Pemeriksaan terhadap Wakil Gubernur Bangka Belitung, Hellyana, oleh Bareskrim Polri pada 13 November 2025 menjadi perhatian publik. Kasus ini berkaitan dengan tuduhan pemalsuan surat dan penggunaan gelar akademik yang tidak sah, menandakan adanya potensi pelanggaran dalam praktik birokrasi yang sudah berlangsung.
Karopenmas Divhumas Polri, Brigjen Trunoyudo Wisnu Andiko, menjelaskan bahwa proses hukum ini sudah memasuki tahap penyidikan. Dia menegaskan pentingnya kehati-hatian dalam setiap langkah yang diambil oleh pihak kepolisian.
Sementara itu, anggota Komisi I DPR RI, Mayjen TNI (Purn) TB Hasanuddin, mengingatkan bahwa polemik terkait penempatan anggota Polri aktif di jabatan sipil seharusnya tidak berlarut-larut. Menurutnya, hal ini bisa diselesaikan jika pemerintah konsisten dalam menerapkan regulasi yang ada.
Proses Hukum dan Penegakan Aturan di Lingkungan Pemerintahan
Menurut TB Hasanuddin, larangan bagi anggota Polri aktif menduduki jabatan sipil sudah tertulis jelas dalam Pasal 28 UU Nomor 2 Tahun 2002 tentang Kepolisian. Hal ini, menurutnya, semakin diperkuat oleh putusan Mahkamah Konstitusi yang mengatur isu serupa.
Dia mengkritisi ketidakpatuhan dari pemerintah yang tak mengikuti aturan yang mereka sendiri buat. Hal ini dinilai menciptakan kerancuan di masyarakat dan merusak prinsip profesionalisme kepolisian.

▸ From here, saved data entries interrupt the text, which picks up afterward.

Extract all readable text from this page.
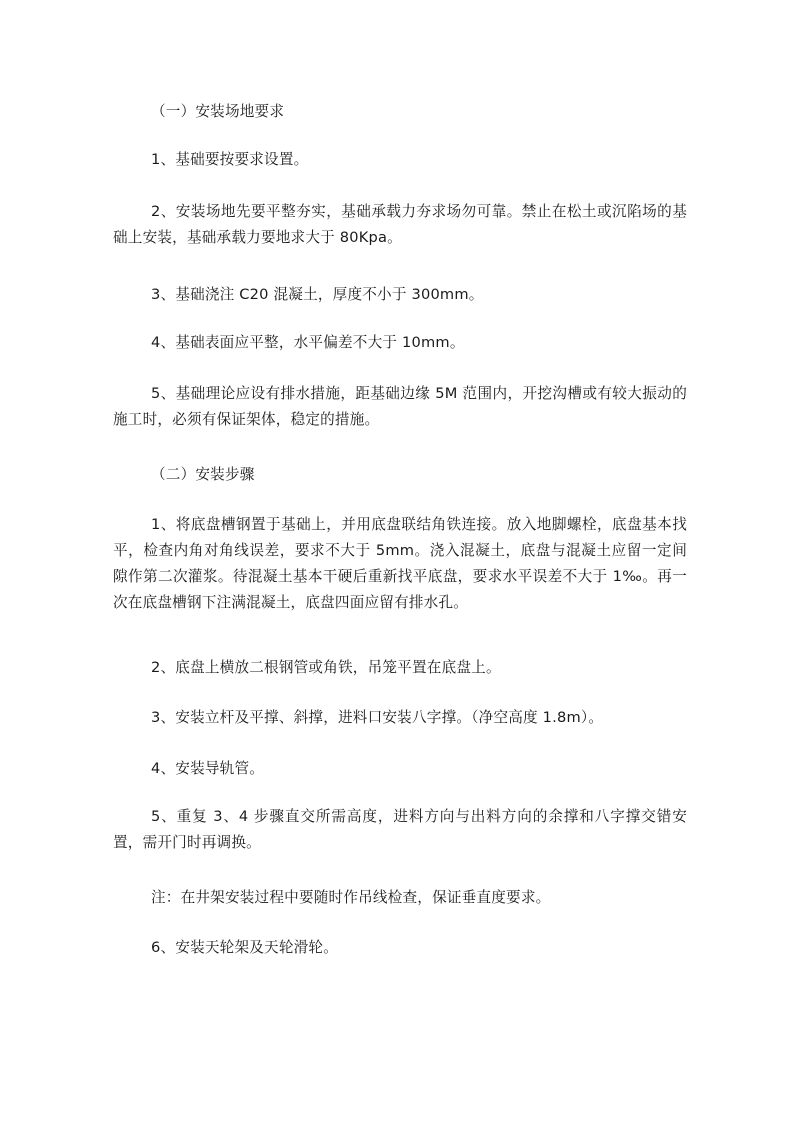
（一）安装场地要求

1、基础要按要求设置。

2、安装场地先要平整夯实，基础承载力夯求场勿可靠。禁止在松土或沉陷场的基础上安装，基础承载力要地求大于 80Kpa。

3、基础浇注 C20 混凝土，厚度不小于 300mm。

4、基础表面应平整，水平偏差不大于 10mm。

5、基础理论应设有排水措施，距基础边缘 5M 范围内，开挖沟槽或有较大振动的施工时，必须有保证架体，稳定的措施。

（二）安装步骤

1、将底盘槽钢置于基础上，并用底盘联结角铁连接。放入地脚螺栓，底盘基本找平，检查内角对角线误差，要求不大于 5mm。浇入混凝土，底盘与混凝土应留一定间隙作第二次灌浆。待混凝土基本干硬后重新找平底盘，要求水平误差不大于 1‰。再一次在底盘槽钢下注满混凝土，底盘四面应留有排水孔。

2、底盘上横放二根钢管或角铁，吊笼平置在底盘上。

3、安装立杆及平撑、斜撑，进料口安装八字撑。（净空高度 1.8m）。

4、安装导轨管。

5、重复 3、4 步骤直交所需高度，进料方向与出料方向的余撑和八字撑交错安置，需开门时再调换。

注：在井架安装过程中要随时作吊线检查，保证垂直度要求。

6、安装天轮架及天轮滑轮。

Selain itu, penempatan anggota Polri di instansi sipil bisa memunculkan konflik kepentingan. Situasi ini jelas berpotensi merusak kepercayaan publik terhadap institusi kepolisian dan menimbulkan skeptisisme terhadap kemampuan mereka dalam menegakkan hukum.
Putusan Mahkamah Konstitusi dan Implikasinya
Mahkamah Konstitusi Indonesia baru-baru ini mengeluarkan Putusan Nomor 114/PUU-XXIII/2025 yang berkaitan dengan kedudukan anggota polisi di luar kepolisian. Putusan ini berbicara tentang kewajiban bagi polisi yang menduduki jabatan sipil untuk mengundurkan diri dari dinas kepolisian.
Keputusan ini berawal dari permohonan advokat dan mahasiswa yang mengajukan pengujian konstitusionalitas. Mereka menargetkan Pasal 28 ayat (3) serta penjelasan yang ada di dalam UU Polri, meminta kejelasan mengenai kedudukan polisi di pemerintahan.
Dalam konteks ini, penting bagi publik untuk memahami bahwa polisi hanya diperbolehkan menduduki jabatan sipil setelah pensiun atau mengundurkan diri. Hal ini untuk menjaga integritas dan batasan antara lembaga penegak hukum dan birokrasi sipil.
Menjaga Integritas dan Kepercayaan Publik
Dalam penegakan hukum, integritas adalah hal yang sangat penting. Ketika anggota Polri tetap aktif di posisi sipil, mereka berpotensi menghadapi konflik kepentingan yang bisa merugikan citra lembaga. Oleh karena itu, keputusan Mahkamah Konstitusi ini menjadi langkah positif untuk menegaskan batasan yang jelas.
Keputusan ini juga menjadi sinyal bagi para pemangku kebijakan untuk lebih menghormati regulasi yang ada. Dengan adanya penegasan tersebut, diharapkan semua pihak dapat lebih patuh dan berpegang pada prinsip-prinsip hukum.
Bagi masyarakat, situasi ini memberikan harapan akan adanya reformasi dalam tata kelola pemerintahan. Publik harus terus mengawasi dan mendukung langkah-langkah yang mengarah pada peningkatan profesionalisme di semua sektor, terutama di kepolisian.